Why do so many digital transformation initiatives stall or fail? The answer might lie at the bottom of this iceberg…
What is Digital Transformation?
Some authors describe Digital Transformation in terms of certain types of new technology and trends (big data, cloud, etc.) being applied to an existing business, and the subsequent change in business operations, such as the switch to subscription-based services versus the ownership of particular hardware and software.
While these characteristics can be found in Digital Transformation initiatives, I would like to offer an alternative, more general definition:
Digital Transformation is a type of change through which an organization seeks to become a technology-based business.
This definition implies that at a cultural level, the organization must accept that:
- its goal might be to deliver value to humans, and
- its principal value delivery mechanism is technology-based.
Take, for example, retail, non-digital banks. Virtually all of its operations are supported by software, yet most banks don’t identify themselves as software or even technology companies.
The following model can help explain why this happens:
Events & Patterns
At the events level, things merely happen to you, and you react to them. For organizations, that’s all their users see – some savvy users might infer some of the patterns behind an experience, but this is not very common.

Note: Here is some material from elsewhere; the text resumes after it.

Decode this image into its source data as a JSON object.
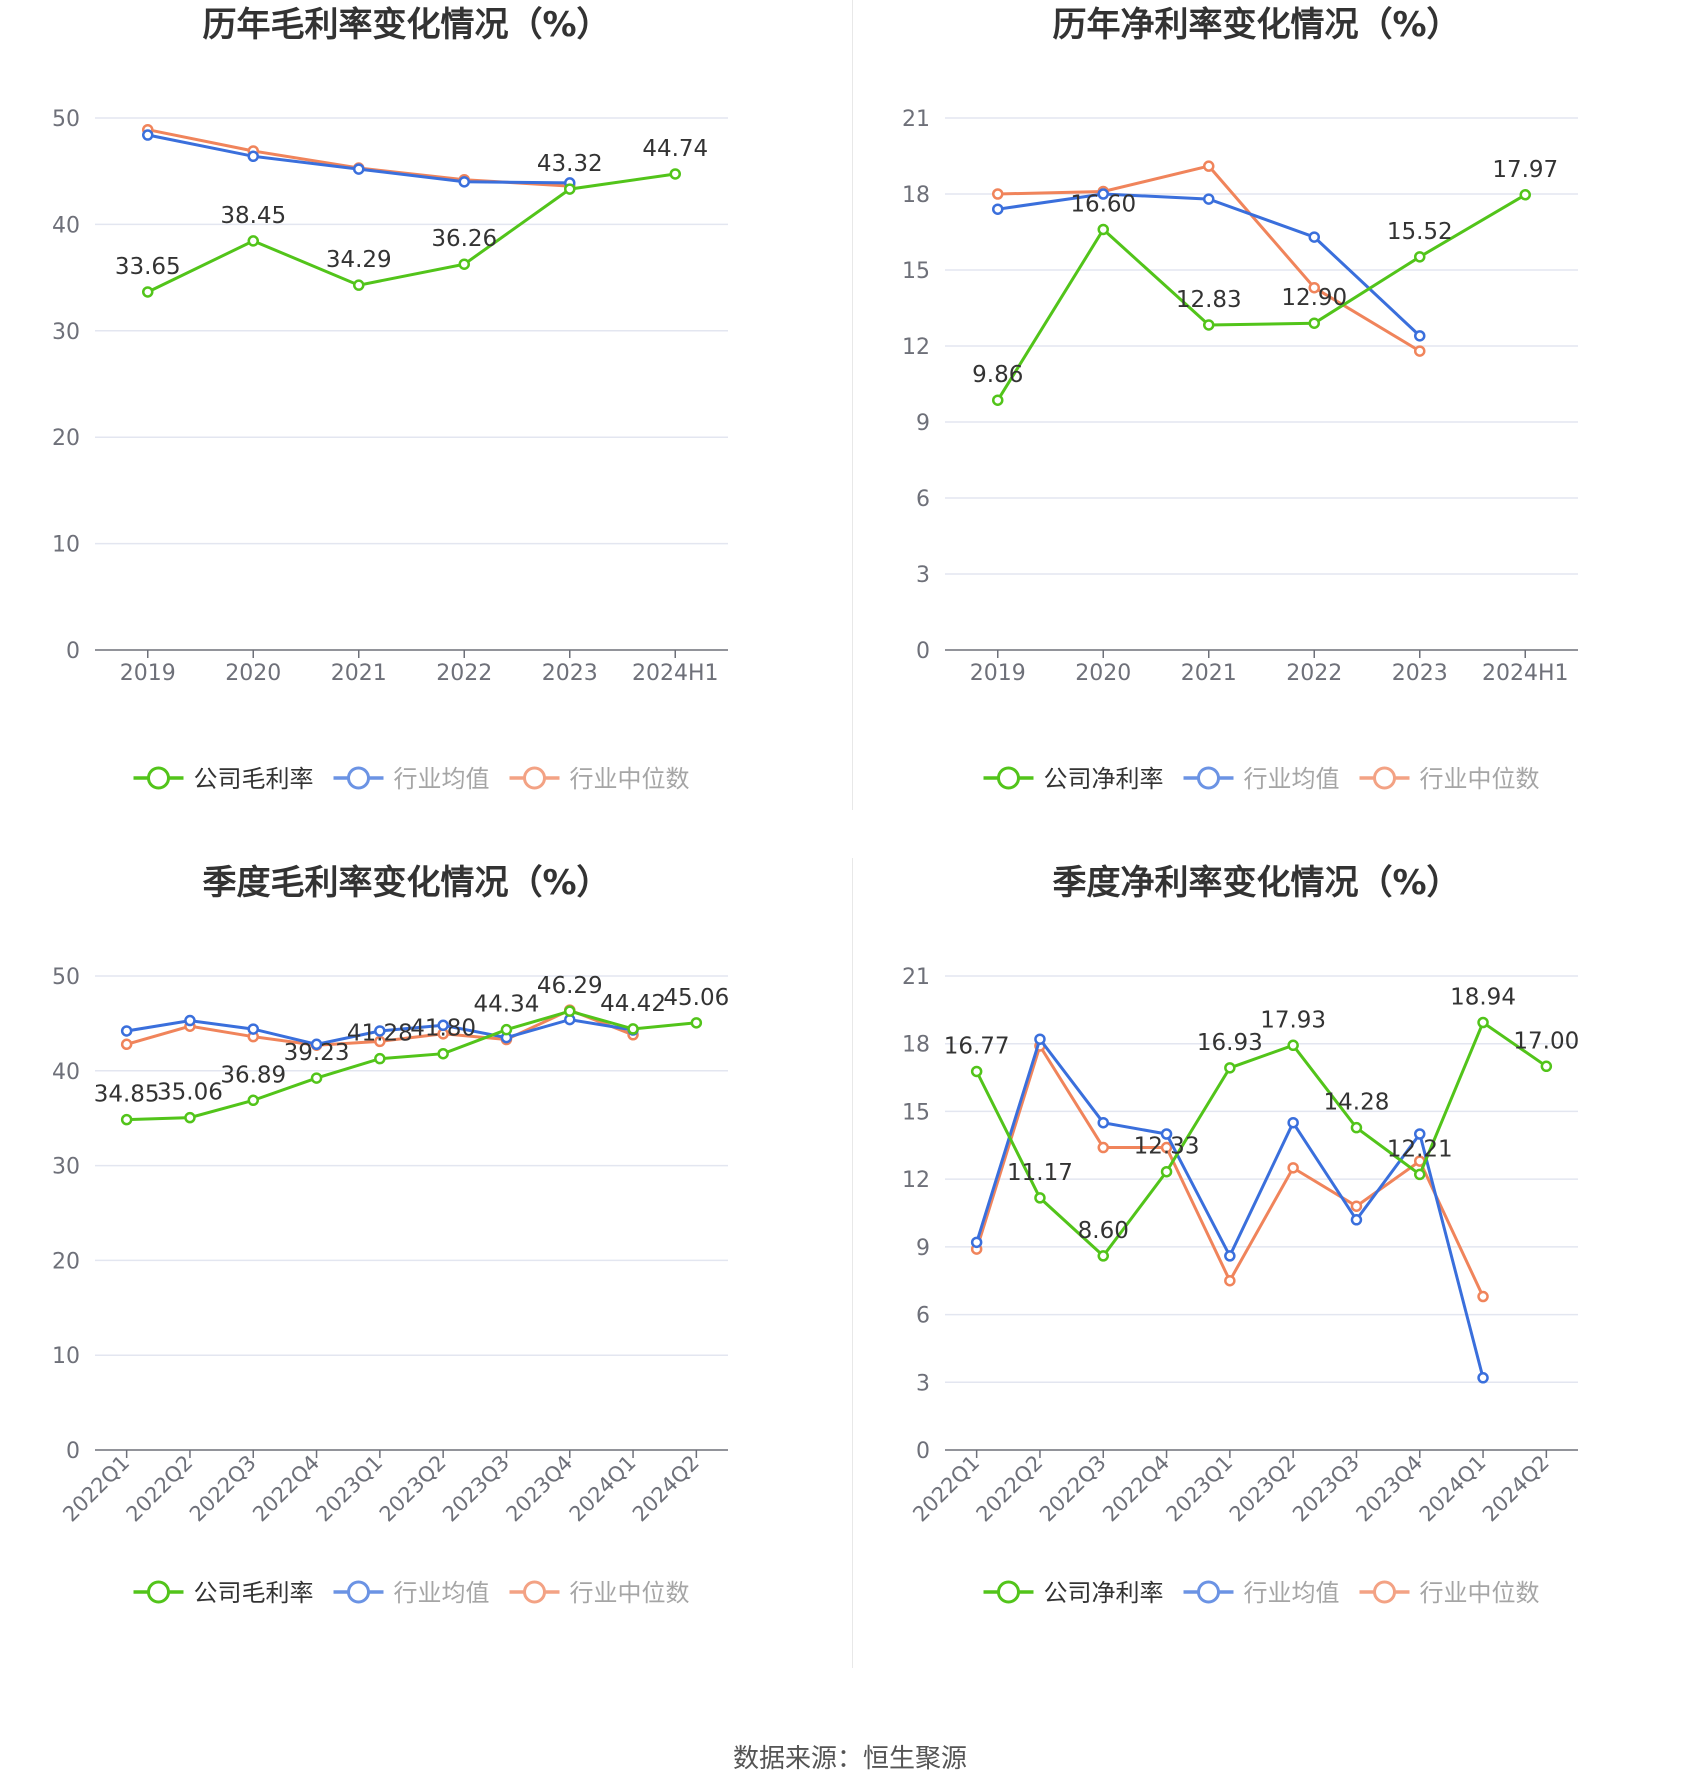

The patterns we see in an experience are heavily influenced by the organizational design, structures, tools, and technology, the practices implemented. In a way, this is a more general version of Conway’s law:
Organizations which design systems (…) are constrained to produce designs which are copies of the communication structures of these organizations. — M. Conway
At this level is where organizations invest much of the effort in Digital Transformation. Converting the organization to agile, acquiring new technology, training teams in continuous delivery, etc.
The old structures tend to be preserved and resist change. Many transformation programs find this out too late in the game. With millions of dollars spent the usual scapegoat is that the current business and loyal customers would suffer if the org transformed completely, cold turkey. Why does this happen? The answer lies one level down.
Enter Mental Models, the level at which transformation happens. One cannot develop new structures with outdated thinking. I like to characterize this level as “the way we do things around here”. It permeates everything in the organization; it is pure culture.
There are no fads at this level, and I would argue that instead of changing it, we have to aspire to influence it. In some organizations, the culture will be intertwined with its members’ personal values, and these are some times impossible to change.
Does all this mean that successful Digital Transformation cannot be achieved without changing everyone’s mind first?
A More Effective Transformation Strategy
I propose that we first raise awareness of the need to influence change at the cultural level of any organization that’s considering or undergoing Digital Transformation, and
- that we measure and iterate on cultural change at the same rate we do with technology,
- that we create links between all the layers in the organizational model that help the organization transform in sync.
With this mindset, we are better equipped to assess the organization we’re part of and, create better structures and strategies for sustainable change.